The Rise of Cold Chain Logistics

As India started the distribution of COVID-19 vaccination from the Serum Institute of India’s facility in Pune in Maharashtra kick started on January 16, the transportation of this vaccine involved a whole lot of planning the entire logistics functions. The pre-Covid era saw cold chain logistics as a need only by a few business verticals such as ice-cream industry, frozen food, fresh produce from across
the globe, dairy industry and a few pharmaceuticals companies that had to maintain certain drugs under strict temperature regime during and after transport. 

A part from these few industries, cold chain logistics was completely shrouded in the dark considered only to be a painstaking plus an expensive process to put together a robust cold chain logistical system accessed by a few niche industry sectors that needed them the most. Today, in the post- Covid era and especially after the vaccine being introduced, India as a country has woken up to a new era in the field of logistics or has given rise to the dawn of a hidden star called cold chain logistics. 

The Indian Cold Chain industry was expected to grow annually at 28% the total value of cold chain industry in India is expected to reach ~USD 13 billion through increased investments, modernization of existing facilities, and establishment of new ventures via private and government partnerships thereby, presenting a great opportunity for foreign companies. Cold stores are the major revenue contributors of the Indian Cold Chain industry and are majorly used for storing various food and pharmaceutical products. However, the market which was gradually getting organised and realigning their focus towards multipurpose cold storages facilities are rising. 

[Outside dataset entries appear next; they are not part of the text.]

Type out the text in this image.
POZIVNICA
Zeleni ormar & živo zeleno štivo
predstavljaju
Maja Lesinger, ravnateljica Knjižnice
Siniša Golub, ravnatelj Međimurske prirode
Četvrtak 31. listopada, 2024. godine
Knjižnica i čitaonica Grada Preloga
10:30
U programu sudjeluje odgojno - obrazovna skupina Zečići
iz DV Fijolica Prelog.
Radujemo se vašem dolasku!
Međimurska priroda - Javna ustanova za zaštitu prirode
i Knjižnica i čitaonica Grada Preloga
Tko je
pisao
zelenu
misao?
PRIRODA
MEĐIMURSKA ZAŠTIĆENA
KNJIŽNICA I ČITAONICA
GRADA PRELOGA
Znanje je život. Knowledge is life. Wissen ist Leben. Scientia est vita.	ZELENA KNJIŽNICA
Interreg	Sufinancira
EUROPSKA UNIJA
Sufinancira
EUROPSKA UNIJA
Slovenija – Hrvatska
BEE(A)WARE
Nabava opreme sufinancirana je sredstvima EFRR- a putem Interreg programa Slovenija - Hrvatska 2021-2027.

According to industry estimates, approximately 104 million metric tons of perishable produce is transported between cities each year and key growth drivers include meat productsexport, rising demand for confectionary, frozen food etc.The Government of India had recognised the need for development of cold chain logistics as an essential next step in upgrading India’s logistical footprint across the globe and therefore had worked out various incentives for promoting growth within the logistical sector by developing road and rail infrastructure, development of ocean ports and air cargo divisions across the country. The Indian markets started witnessing a transition from being a traditional cold storage facility to a fully integrated cold chain projects which would bring about efficiency and increased productivity of cold chain companies in the post-Covid era. 

With favourable government initiative such as subsidy schemes for setting up a cold storage facility and purchasing standalone reefer vehicles and SAMAPADA Scheme will support the development of cold chain infrastructure. Moreover, major dairy companies, retail chains and online grocers have received federal approval to set up 101 cold chains which will bring in an investment of INR 3,100 crore in the sector.

Such developments and growing investment from public and private sector is projected to propel the market revenue. Piyush Goyal, Union Minister of Commerce and Industry & Railways, reviewed the draft National Logistics Policy and the proposed action plan for implementation of the policy prepared by the Department of Logistics, Ministry of Commerce and Industry. The draft National Logistics Policy has been prepared in consultation with the Ministries of Railways, Road Transport and Highways, Shipping and Civil Aviation. Forty-six Partnering Government Agencies (PGAs) inputs were analysed in detail for consideration in the Policy. 

He also said that a central scheme for cold chain across the country especially for fruits, vegetables and perishables may be made part of the action plan of the draft logistics policy so that it improves efficiency and reduces the loss in agricultural produce of farmers. The path forward in developing a state of the art logistical corridor for India is becoming very clear as the country gears up to implement some significant changes. These changes in the logistical sector not only brings growth to the countries revenues it also opens up door to various employment opportunities. Currently the logistical sector in India employs more than 35 million plus people and the sector is expected to the largest job creator in the country by 2022 as claimed by market experts and various market reports.